I also cleaned out the flower garden in the front yard where a few tulips were already in bloom, and where I was pleased to see clusters of tiny purple flowers of the periwinkle (barvinok) I had transplanted last year from my mother-in-law’s garden to my own. There was no shortage of growth of various kinds sprouting from the newly warmed up soil, and I was faced with the difficult challenge of differentiating between desirable vegetation and predatory weeds. Regrettably, I am not an experienced or knowledgeable gardener, but I make up in enthusiasm what I lack in horticultural expertise.
Having been raised on a farm, I am more familiar than most of my urban peers with the transience of life in the natural world, and the annual cycle of renewal that each spring brings. As the earth brings forth new life, I am reinvigorated with new hope and optimism after a winter devoted essentially to survival of the cold and the darkness. Unquestionably, the changing of the seasons has a profound effect on us psychologically and emotionally.
This encouraging bursting out of new life is in sharp contrast to the fact that in the short space of just this past week, I experienced the passing of no fewer than four friends and acquaintances that I had known for many decades. Most of their deaths were sudden and unexpected, testifying to the reality that our time on this earth is as unpredictable as it is precious.

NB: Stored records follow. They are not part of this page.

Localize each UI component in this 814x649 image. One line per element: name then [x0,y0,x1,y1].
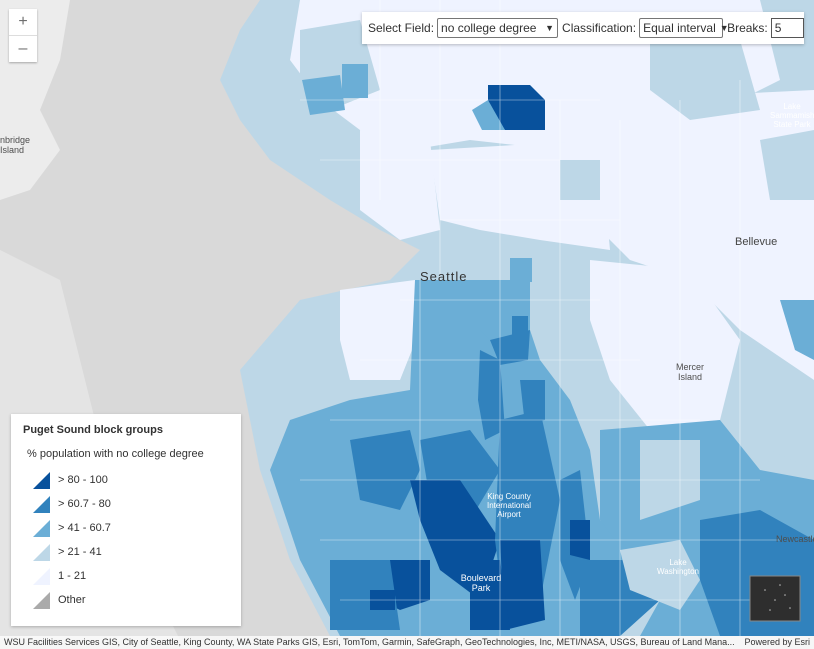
tract-nw2 [302,75,345,115]
legend-row: 1 - 21 [23,564,229,588]
breaks-input[interactable]: 5 [770,18,804,38]
tract-westseattle-n [340,280,420,380]
tract-c1 [560,160,600,200]
label-statepark: Lake Sammamish State Park [770,102,814,129]
field-select[interactable]: no college degree ▼ [437,18,559,38]
tract-ne [650,40,760,120]
legend-row: Other [23,588,229,612]
legend-row: > 21 - 41 [23,540,229,564]
zoom-control: + – [9,9,37,62]
legend-label: > 80 - 100 [58,474,108,486]
classification-select-value: Equal interval [643,21,716,35]
legend-subtitle: % population with no college degree [27,448,204,460]
legend-swatch [33,591,50,609]
tract-e3 [780,300,814,360]
overview-map[interactable] [749,575,801,622]
label-seattle: Seattle [420,269,468,284]
label-boulevard: Boulevard Park [460,573,502,593]
label-airport: King County International Airport [486,492,532,519]
renderer-toolbar: Select Field: no college degree ▼ Classi… [362,12,804,44]
tract-s9 [330,560,400,630]
attribution-bar: WSU Facilities Services GIS, City of Sea… [0,636,814,649]
tract-sw1 [350,430,420,510]
powered-by-esri[interactable]: Powered by Esri [744,637,810,647]
label-newcastle: Newcastle [776,534,814,544]
label-mercer: Mercer Island [675,362,704,382]
label-bainbridge: nbridge Island [0,135,31,155]
tract-s4 [512,316,528,350]
legend-label: > 41 - 60.7 [58,522,111,534]
classification-label: Classification: [562,21,637,35]
tract-east [600,90,814,380]
tract-boundaries [300,0,800,636]
field-select-value: no college degree [441,21,537,35]
legend-panel: Puget Sound block groups % population wi… [11,414,241,626]
tract-e1 [760,130,814,200]
tract-north-dark [488,85,545,130]
chevron-down-icon: ▼ [545,23,555,33]
tract-s2 [510,258,532,282]
tract-nw3 [342,64,368,98]
tract-s5 [478,350,505,440]
legend-row: > 41 - 60.7 [23,516,229,540]
legend-label: 1 - 21 [58,570,87,582]
tract-e2 [760,400,814,470]
zoom-divider [9,35,37,36]
classification-select[interactable]: Equal interval ▼ [639,18,729,38]
tract-sdark2 [500,540,545,630]
legend-label: > 21 - 41 [58,546,102,558]
tract-mercer [590,260,740,430]
legend-swatch [33,567,50,585]
legend-title: Puget Sound block groups [23,424,163,436]
legend-row: > 60.7 - 80 [23,492,229,516]
label-lake: Lake Washington [657,558,699,576]
legend-swatch [33,495,50,513]
legend-swatch [33,471,50,489]
legend-label: Other [58,594,86,606]
legend-label: > 60.7 - 80 [58,498,111,510]
chevron-down-icon: ▼ [719,23,729,33]
label-bellevue: Bellevue [735,236,778,248]
field-label: Select Field: [368,21,435,35]
tract-north-mid [472,100,505,130]
attribution-text[interactable]: WSU Facilities Services GIS, City of Sea… [4,637,735,647]
zoom-out-button[interactable]: – [18,40,28,57]
zoom-in-button[interactable]: + [18,13,28,30]
overview-dots [764,584,791,611]
legend-row: > 80 - 100 [23,468,229,492]
legend-swatch [33,519,50,537]
legend-swatch [33,543,50,561]
breaks-label: Breaks: [727,21,768,35]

It brought home to me in a very direct way that I have now reached that stage in life where actuarial statistics are no longer an abstract notion, but that my days are now numbered. I am fortunate that my health and physical state are still surprisingly good. Nonetheless, I have also noticed that too much of the conversations I have with my peers these days seem to centre on their upcoming operations, physical ailments, chronic health problems, the efficacy of various prescription drugs, and the difficulty in staying healthy and in shape.
For much of our lives, we tend to be oblivious to the fact that both our lifespan and our physical health have their limitations. In our youth and early adulthood, we erroneously tend to believe we are invulnerable and tend to take our health for granted. It is only when we reach pension age and start noticing that our peers are dying around us, that we start to take our mortality seriously.
I have reached the ripe age of seventy-two, and it is only in the last few years that I have really come to understand that I need to look at the small amount of future I still have left from a different perspective and with a different set of priorities. My aims and ambitions at this age are no longer those I had when I was just setting out in life or even those I had in the prime of my life. Money, power, recognition, status and material acquisitions no longer have the attraction they once did. Increasingly, I am coming to appreciate the importance of friendship, family, enlightenment, creative fulfilment and contributing towards civilizational progress, as being the key determinants in having a happy and fulfilling life.
Life and death are concepts that we tend to avoid until reality dictates that we can no longer do so. It behooves us to be more proactive in dealing with this inevitable issue while we still have the time and ability to do so.